Enok y Hela se taparon a la vez la cabeza con la almohada y se giraron sobre sí mismos ofreciéndome su espalda mientras soltaban algunos murmullos de queja. Dormían en la misma cama y ambos llevaban un pijama de color blanco con unos dibujos de una cabra. Me pareció una de las imágenes más entrañables que había presenciado nunca.

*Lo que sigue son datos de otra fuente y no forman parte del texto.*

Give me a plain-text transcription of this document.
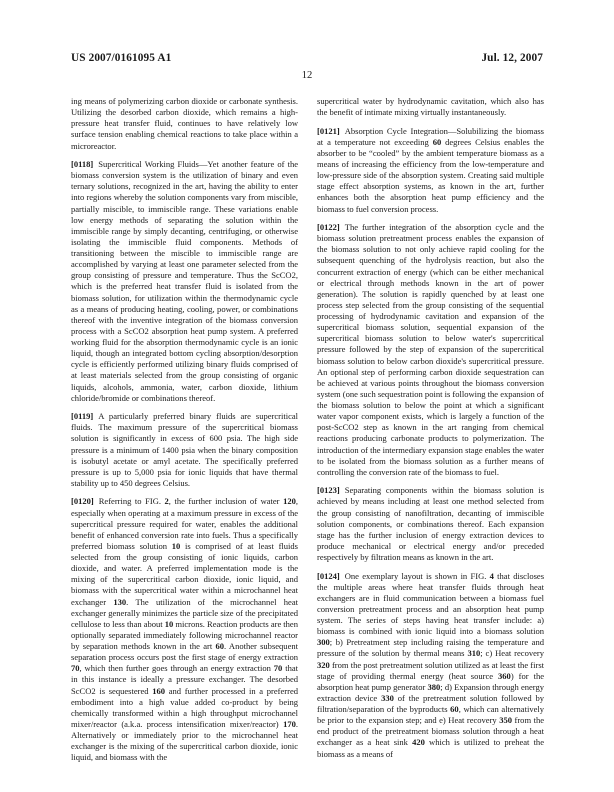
US 2007/0161095 A1	Jul. 12, 2007
12

ing means of polymerizing carbon dioxide or carbonate synthesis. Utilizing the desorbed carbon dioxide, which remains a high-pressure heat transfer fluid, continues to have relatively low surface tension enabling chemical reactions to take place within a microreactor.

[0118] Supercritical Working Fluids—Yet another feature of the biomass conversion system is the utilization of binary and even ternary solutions, recognized in the art, having the ability to enter into regions whereby the solution components vary from miscible, partially miscible, to immiscible range. These variations enable low energy methods of separating the solution within the immiscible range by simply decanting, centrifuging, or otherwise isolating the immiscible fluid components. Methods of transitioning between the miscible to immiscible range are accomplished by varying at least one parameter selected from the group consisting of pressure and temperature. Thus the ScCO2, which is the preferred heat transfer fluid is isolated from the biomass solution, for utilization within the thermodynamic cycle as a means of producing heating, cooling, power, or combinations thereof with the inventive integration of the biomass conversion process with a ScCO2 absorption heat pump system. A preferred working fluid for the absorption thermodynamic cycle is an ionic liquid, though an integrated bottom cycling absorption/desorption cycle is efficiently performed utilizing binary fluids comprised of at least materials selected from the group consisting of organic liquids, alcohols, ammonia, water, carbon dioxide, lithium chloride/bromide or combinations thereof.

[0119] A particularly preferred binary fluids are supercritical fluids. The maximum pressure of the supercritical biomass solution is significantly in excess of 600 psia. The high side pressure is a minimum of 1400 psia when the binary composition is isobutyl acetate or amyl acetate. The specifically preferred pressure is up to 5,000 psia for ionic liquids that have thermal stability up to 450 degrees Celsius.

[0120] Referring to FIG. 2, the further inclusion of water 120, especially when operating at a maximum pressure in excess of the supercritical pressure required for water, enables the additional benefit of enhanced conversion rate into fuels. Thus a specifically preferred biomass solution 10 is comprised of at least fluids selected from the group consisting of ionic liquids, carbon dioxide, and water. A preferred implementation mode is the mixing of the supercritical carbon dioxide, ionic liquid, and biomass with the supercritical water within a microchannel heat exchanger 130. The utilization of the microchannel heat exchanger generally minimizes the particle size of the precipitated cellulose to less than about 10 microns. Reaction products are then optionally separated immediately following microchannel reactor by separation methods known in the art 60. Another subsequent separation process occurs post the first stage of energy extraction 70, which then further goes through an energy extraction 70 that in this instance is ideally a pressure exchanger. The desorbed ScCO2 is sequestered 160 and further processed in a preferred embodiment into a high value added co-product by being chemically transformed within a high throughput microchannel mixer/reactor (a.k.a. process intensification mixer/reactor) 170. Alternatively or immediately prior to the microchannel heat exchanger is the mixing of the supercritical carbon dioxide, ionic liquid, and biomass with the

supercritical water by hydrodynamic cavitation, which also has the benefit of intimate mixing virtually instantaneously.

[0121] Absorption Cycle Integration—Solubilizing the biomass at a temperature not exceeding 60 degrees Celsius enables the absorber to be “cooled” by the ambient temperature biomass as a means of increasing the efficiency from the low-temperature and low-pressure side of the absorption system. Creating said multiple stage effect absorption systems, as known in the art, further enhances both the absorption heat pump efficiency and the biomass to fuel conversion process.

[0122] The further integration of the absorption cycle and the biomass solution pretreatment process enables the expansion of the biomass solution to not only achieve rapid cooling for the subsequent quenching of the hydrolysis reaction, but also the concurrent extraction of energy (which can be either mechanical or electrical through methods known in the art of power generation). The solution is rapidly quenched by at least one process step selected from the group consisting of the sequential processing of hydrodynamic cavitation and expansion of the supercritical biomass solution, sequential expansion of the supercritical biomass solution to below water's supercritical pressure followed by the step of expansion of the supercritical biomass solution to below carbon dioxide's supercritical pressure. An optional step of performing carbon dioxide sequestration can be achieved at various points throughout the biomass conversion system (one such sequestration point is following the expansion of the biomass solution to below the point at which a significant water vapor component exists, which is largely a function of the post-ScCO2 step as known in the art ranging from chemical reactions producing carbonate products to polymerization. The introduction of the intermediary expansion stage enables the water to be isolated from the biomass solution as a further means of controlling the conversion rate of the biomass to fuel.

[0123] Separating components within the biomass solution is achieved by means including at least one method selected from the group consisting of nanofiltration, decanting of immiscible solution components, or combinations thereof. Each expansion stage has the further inclusion of energy extraction devices to produce mechanical or electrical energy and/or preceded respectively by filtration means as known in the art.

[0124] One exemplary layout is shown in FIG. 4 that discloses the multiple areas where heat transfer fluids through heat exchangers are in fluid communication between a biomass fuel conversion pretreatment process and an absorption heat pump system. The series of steps having heat transfer include: a) biomass is combined with ionic liquid into a biomass solution 300; b) Pretreatment step including raising the temperature and pressure of the solution by thermal means 310; c) Heat recovery 320 from the post pretreatment solution utilized as at least the first stage of providing thermal energy (heat source 360) for the absorption heat pump generator 380; d) Expansion through energy extraction device 330 of the pretreatment solution followed by filtration/separation of the byproducts 60, which can alternatively be prior to the expansion step; and e) Heat recovery 350 from the end product of the pretreatment biomass solution through a heat exchanger as a heat sink 420 which is utilized to preheat the biomass as a means of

—¡Arriba! —repetí con un grito.

—Yo que vosotros obedecería —dijo una voz a mis espaldas—. A mí me ha tirado un vaso de los grandes de agua fría para despertarme

Que Diego apareciese en la puerta de la caravana, en ropa interior, con el pelo húmedo y esa sonrisa torcida y tan canalla que lo caracterizaba me dejó embobada y boquiabierta más tiempo del me gustaría admitir. Repasé con la mirada todo su cuerpo. De arriba abajo y de abajo arriba. Me detuve en esos detalles que, a pesar de ser cosas diminutas, había echado de menos, como los lunares en sus antebrazos, su abdomen marcado, la cicatriz que tiene en el muslo, sus tatuajes y los miles de tonos grisáceos que reflejaban sus ojos.

Está buenísimo.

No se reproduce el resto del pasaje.